February 20, 2015
"So Jesus was saying to those Jews who had believed Him, 'If you continue in my word, then you are truly disciples of mine. And you will know the truth, and the truth will make you free." John 8:31-32
What is the truth that Jesus speaks of? A Jewish Rabbi, a Buddist, a Pastor, and a Muslim all sit around a table discussing their religious beliefs. They talk about why they believe what they believe and why they don't believe other religions. Their conversation is peaceful and they all listen to each other respectfully. Though things get heated from their passion for their faith, they are able to have a peaceful dialogue about their faith.
So which one is true? What makes my belief more true than another? What causes one person to switch faiths, or remain in a faith, or stay faithless? Jesus said to His people that they were to continue in His word to truly be His disciples. If they did so, they'd know the truth, and this truth would make them free.
What does another faith believe to be true? And how is it they can cling to their faith so hard if it is not really true? Is it all about being right? Or is it about being in what you believe to be the truth? If I read the Koran, would I begin to believe what they believe? What is written within?
Do I only believe now what I believe because I read the Bible? Matthew 7:7-8 says ask and it shall be given, seek and ye shall find, knock and it shall be opened unto you. For everyone that asketh receiveth; and he that seeketh findeth; and to him that knocketh it shall be opened.
So I ask and seek and knock for the wisdom of God on this in order to know what is true. I mean, Jesus called us to go out and making disciples of all nations (Matthew 28:19). To think that there are people in this world that still have never heard of Jesus and do not know that He has love for them, and offers them hope and a future...this boggles my mind. So what do these people believe? And if God is all knowing, all loving and everywhere, why can't He just swoop in and supernaturally whammy them into realizing Jesus? Why does He have to use other people to spread the message?
These are all very pertinent questions, that God has yet to give me revelation about. But I am going to wait on Him for an answer to these questions. One thing I do know is that back in November 2008, I had been feeling a heavy burden for a long time. I was engaged in behaviors that were tearing me apart, and pushing me further down a black hole. All the while, God pursued me.
After being fed up with the direction I was going in, I cried out to God and asked for help. Not sure what He would do, I went to Him in hopes that He would save me from continuing down this destructive path. When He did, I was convicted beyond my wildest thoughts. Believing I had it all together, God revealed to me just how broken I truly was, and showed me that I indeed needed to be in a relationship with Him. That I was not currently in a close relationship with Him, but that no matter how far I felt from Him, He had been right there pursuing me the entire time.

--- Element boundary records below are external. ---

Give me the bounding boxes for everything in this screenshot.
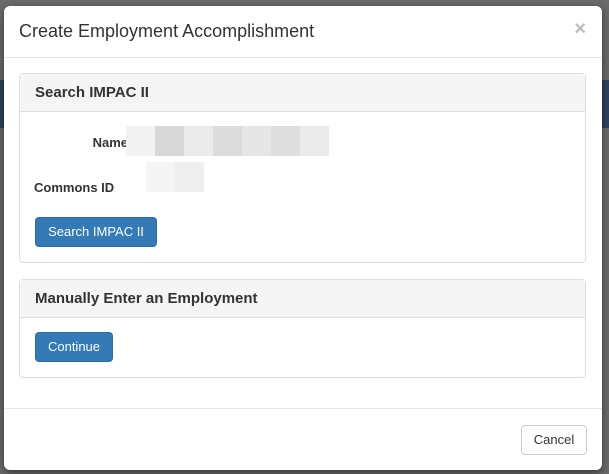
redacted-commons-id-value [146, 162, 204, 192]
continue-button[interactable]: Continue [35, 332, 113, 362]
search-impac-panel: Search IMPAC II Name Commons ID Search I… [19, 73, 586, 263]
name-label: Name [92, 135, 128, 150]
commons-id-label: Commons ID [34, 180, 115, 195]
create-employment-modal: Create Employment Accomplishment × Searc… [4, 6, 602, 470]
modal-footer-divider [4, 408, 602, 409]
redacted-name-value [126, 126, 329, 156]
manual-entry-panel: Manually Enter an Employment Continue [19, 279, 586, 378]
cancel-button[interactable]: Cancel [521, 425, 587, 455]
close-icon[interactable]: × [574, 18, 586, 40]
modal-title: Create Employment Accomplishment [19, 21, 315, 41]
panel-heading: Manually Enter an Employment [20, 280, 585, 318]
search-impac-button[interactable]: Search IMPAC II [35, 217, 157, 247]
modal-header: Create Employment Accomplishment × [4, 6, 602, 58]
panel-heading: Search IMPAC II [20, 74, 585, 112]
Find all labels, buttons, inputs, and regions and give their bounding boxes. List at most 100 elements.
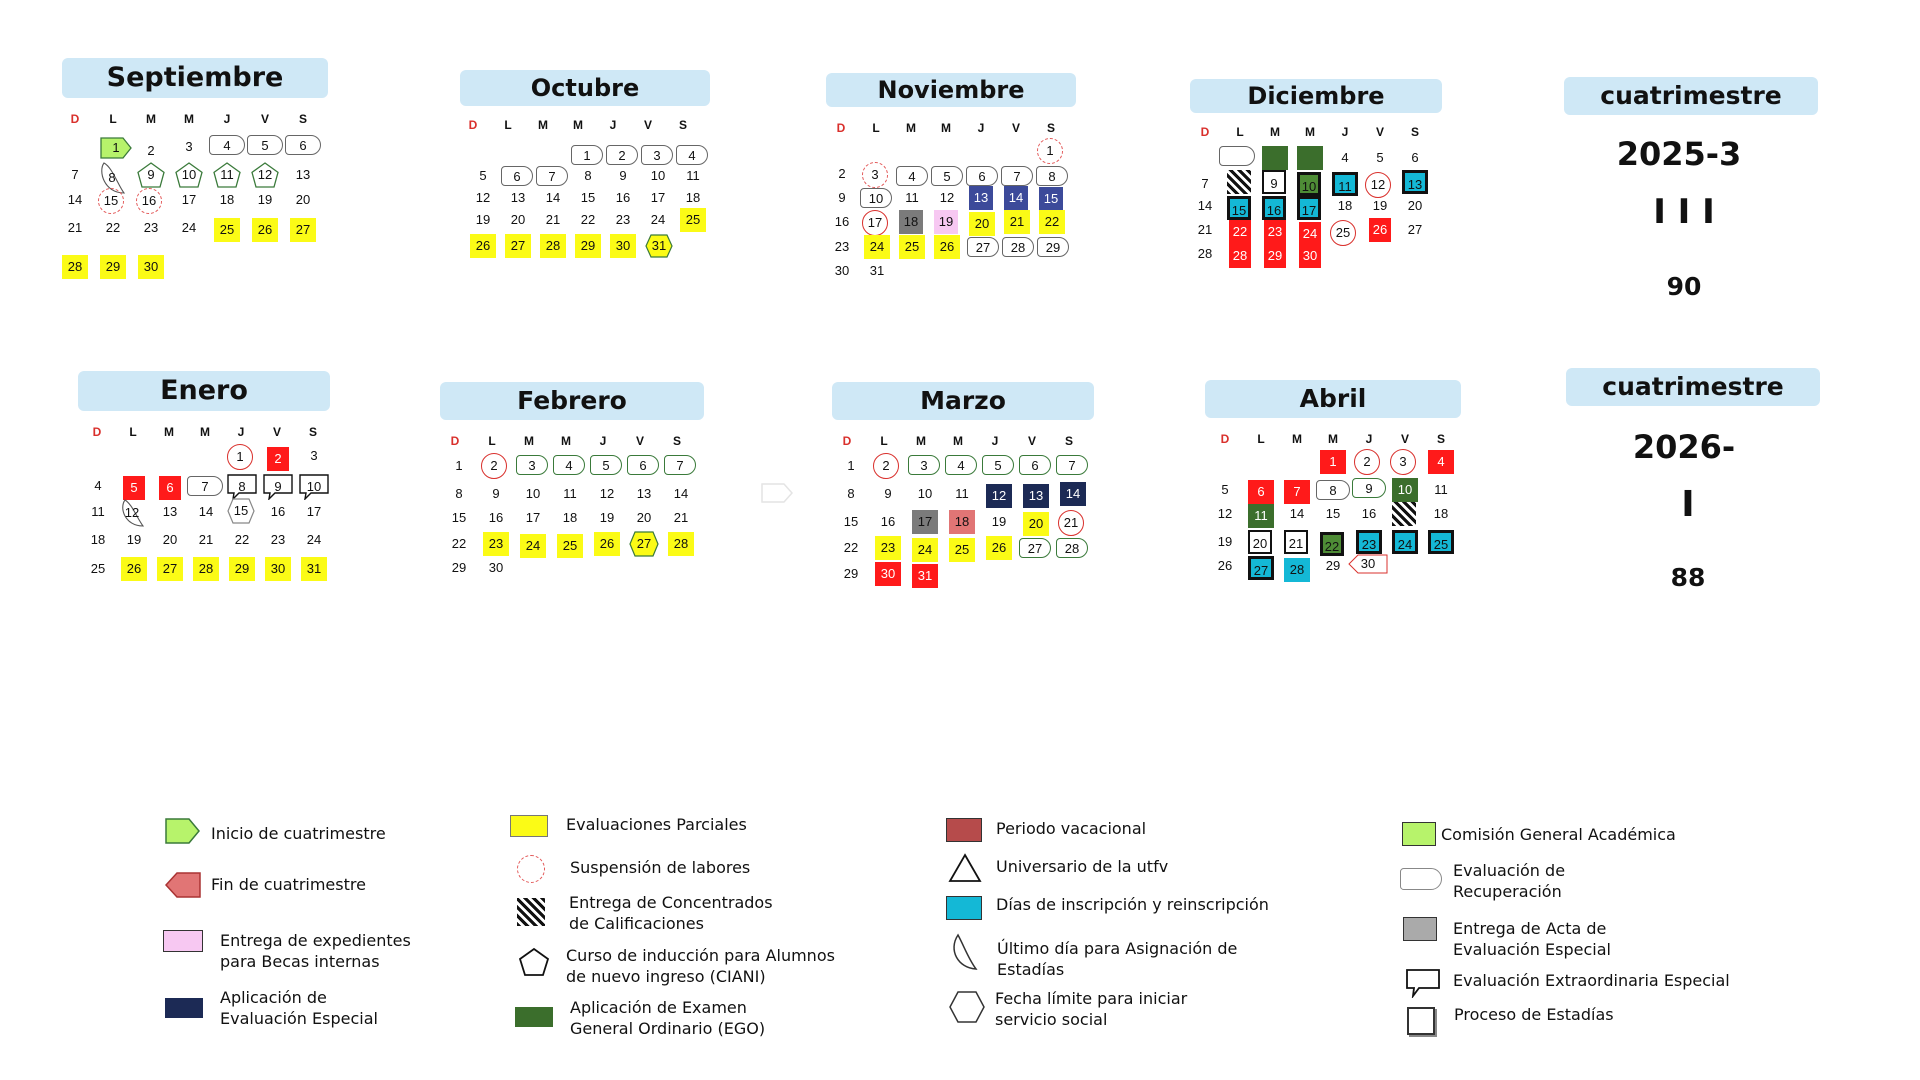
calendar-day: 22: [451, 536, 467, 551]
calendar-day: 18: [1433, 506, 1449, 521]
cuatrimestre-days-2: 88: [1670, 563, 1706, 592]
calendar-day: 27: [629, 531, 659, 557]
calendar-day: 17: [181, 192, 197, 207]
calendar-day: 9: [884, 486, 892, 501]
calendar-day: 8: [227, 474, 257, 500]
calendar-day: 23: [1356, 530, 1382, 554]
calendar-day: 10: [299, 474, 329, 500]
weekday-label: L: [488, 434, 496, 448]
calendar-day: 26: [986, 536, 1012, 560]
legend-proceso-estadias: Proceso de Estadías: [1454, 1005, 1614, 1024]
calendar-day: 8: [1316, 480, 1350, 500]
weekday-label: J: [991, 434, 999, 448]
month-noviembre: Noviembre D L M M J V S: [826, 73, 1116, 273]
calendar-day: 13: [1402, 170, 1428, 194]
month-title: Septiembre: [62, 58, 328, 98]
calendar-day: 13: [295, 167, 311, 182]
vacacional-swatch: [946, 818, 982, 842]
weekday-label: S: [1436, 432, 1445, 446]
calendar-day: [1392, 502, 1416, 526]
calendar-day: 22: [1229, 220, 1251, 244]
acta-swatch: [1403, 917, 1437, 941]
cuatrimestre-roman-1: I I I: [1653, 192, 1715, 232]
weekday-label: V: [272, 425, 281, 439]
calendar-day: 14: [1060, 482, 1086, 506]
calendar-day: 30: [265, 557, 291, 581]
moon-icon: [953, 933, 978, 970]
legend-estadias-asig: Último día para Asignación de Estadías: [997, 939, 1238, 979]
calendar-day: 6: [1411, 150, 1419, 165]
calendar-day: 14: [67, 192, 83, 207]
weekday-label: M: [941, 121, 951, 135]
weekday-label: S: [672, 434, 681, 448]
weekday-label: M: [916, 434, 926, 448]
calendar-day: 17: [525, 510, 541, 525]
calendar-day: 11: [563, 486, 577, 501]
calendar-day: 5: [982, 455, 1014, 475]
calendar-day: 5: [931, 166, 963, 186]
weekday-label: D: [450, 434, 460, 448]
legend-ego: Aplicación de Examen General Ordinario (…: [570, 998, 766, 1038]
calendar-day: 12: [986, 484, 1012, 508]
calendar-day: 31: [645, 234, 673, 258]
calendar-day: 23: [875, 536, 901, 560]
calendar-day: 15: [451, 510, 467, 525]
calendar-day: 21: [1004, 210, 1030, 234]
calendar-day: 31: [869, 263, 885, 278]
calendar-day: 21: [67, 220, 83, 235]
calendar-day: 5: [123, 476, 145, 500]
weekday-label: D: [1200, 125, 1210, 139]
calendar-day: 12: [1365, 172, 1391, 198]
calendar-day: 17: [862, 210, 888, 236]
calendar-day: 26: [121, 557, 147, 581]
calendar-day: 14: [545, 190, 561, 205]
calendar-day: 20: [295, 192, 311, 207]
calendar-day: 15: [227, 498, 255, 524]
calendar-day: 28: [1284, 558, 1310, 582]
inicio-icon: [165, 818, 200, 844]
calendar-day: 16: [270, 504, 286, 519]
calendar-day: 4: [1428, 450, 1454, 474]
calendar-day: 17: [1297, 196, 1321, 220]
weekday-label: M: [573, 118, 583, 132]
calendar-day: 28: [1002, 237, 1034, 257]
calendar-day: 17: [912, 510, 938, 534]
calendar-day: 2: [873, 453, 899, 479]
calendar-day: 21: [1197, 222, 1213, 237]
calendar-day: 16: [136, 188, 162, 214]
calendar-day: 9: [492, 486, 500, 501]
calendar-day: 9: [137, 162, 165, 188]
calendar-day: 3: [185, 139, 193, 154]
calendar-day: 28: [193, 557, 219, 581]
calendar-day: 11: [686, 168, 700, 183]
legend-expedientes: Entrega de expedientes para Becas intern…: [220, 931, 411, 971]
weekday-label: M: [164, 425, 174, 439]
weekday-label: V: [1375, 125, 1384, 139]
calendar-day: 25: [1330, 220, 1356, 246]
calendar-day: 3: [641, 145, 673, 165]
calendar-day: 7: [1056, 455, 1088, 475]
calendar-day: 1: [100, 137, 132, 159]
calendar-day: 27: [967, 237, 999, 257]
cuatrimestre-period-1: 2025-3: [1616, 135, 1742, 173]
weekday-label: M: [200, 425, 210, 439]
weekday-label: M: [1305, 125, 1315, 139]
calendar-day: 11: [1332, 172, 1358, 196]
weekday-label: V: [1027, 434, 1036, 448]
calendar-day: 12: [119, 498, 145, 528]
legend-vacacional: Periodo vacacional: [996, 819, 1147, 838]
pentagon-icon: [518, 947, 550, 976]
recuperacion-icon: [1400, 868, 1442, 890]
calendar-day: 9: [838, 190, 846, 205]
calendar-day: 20: [162, 532, 178, 547]
calendar-day: 27: [505, 234, 531, 258]
calendar-day: 13: [969, 186, 993, 210]
weekday-label: S: [1046, 121, 1055, 135]
calendar-day: 19: [934, 210, 958, 234]
calendar-day: 14: [673, 486, 689, 501]
calendar-day: 20: [1023, 512, 1049, 536]
calendar-day: 22: [234, 532, 250, 547]
month-title: Abril: [1205, 380, 1461, 418]
month-febrero: Febrero D L M M J V S: [440, 382, 730, 582]
legend-acta: Entrega de Acta de Evaluación Especial: [1453, 919, 1611, 959]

I also know that once again, a few months later, I was convicted by God and led to tell my now husband (then boyfriend) of a shameful secret I'd been keeping from him for a long time. The Holy Spirit literally shut my mouth for 3 hours until I confessed to Marcus what I'd done. I mean, no matter how hard I tried, I COULD NOT SPEAK...a word!! The only time my mouth was opened and words came out was when I began confessing to him.
Finally, a few months after that, when I felt led by the Holy Spirit to fast and pray before God to take the taste of alcohol from me, he did! I struggled with alcohol for a while after I started drinking. I had many a blacked out night and got into some drunken fights. Some with strangers, and many with friends.
I decided that I needed to change that. Worried about the addiction in my family history, I prayed for help. I really felt like I could not do this on my own. I continued craving the alcohol even when I didn't drink. So during my first couple of fasts, I prayed and asked God to take away my desire to drink. I didn't even realize He did until one day we were out at a happy hour with friends and I didn't think about drinking.
I have had a few drinks since then, but none of them satisfied me like before. Most I end up not finishing or it takes me forever to finish. After that, I just didn't drink, and I do not miss it at all. Why do I bring these three instances up? Because though I may believe one way and someone who is Jewish or Muslim believes another way, I do know that in all of these instances, I felt the presence of God and believe I was transformed by Him. All of these instances were early in my walk with Him, I can't explain it any other way. It was not me! Nor was it luck! It was not even a decision. I was transformed by Him.
So what is true? Jesus told His people, it was in His word. Because to be considered His disciple they had to read His word. And in so doing, they would come to that truth. It isn't up to me to convince people of this truth. It is up to me to share it, along with my testimony with them.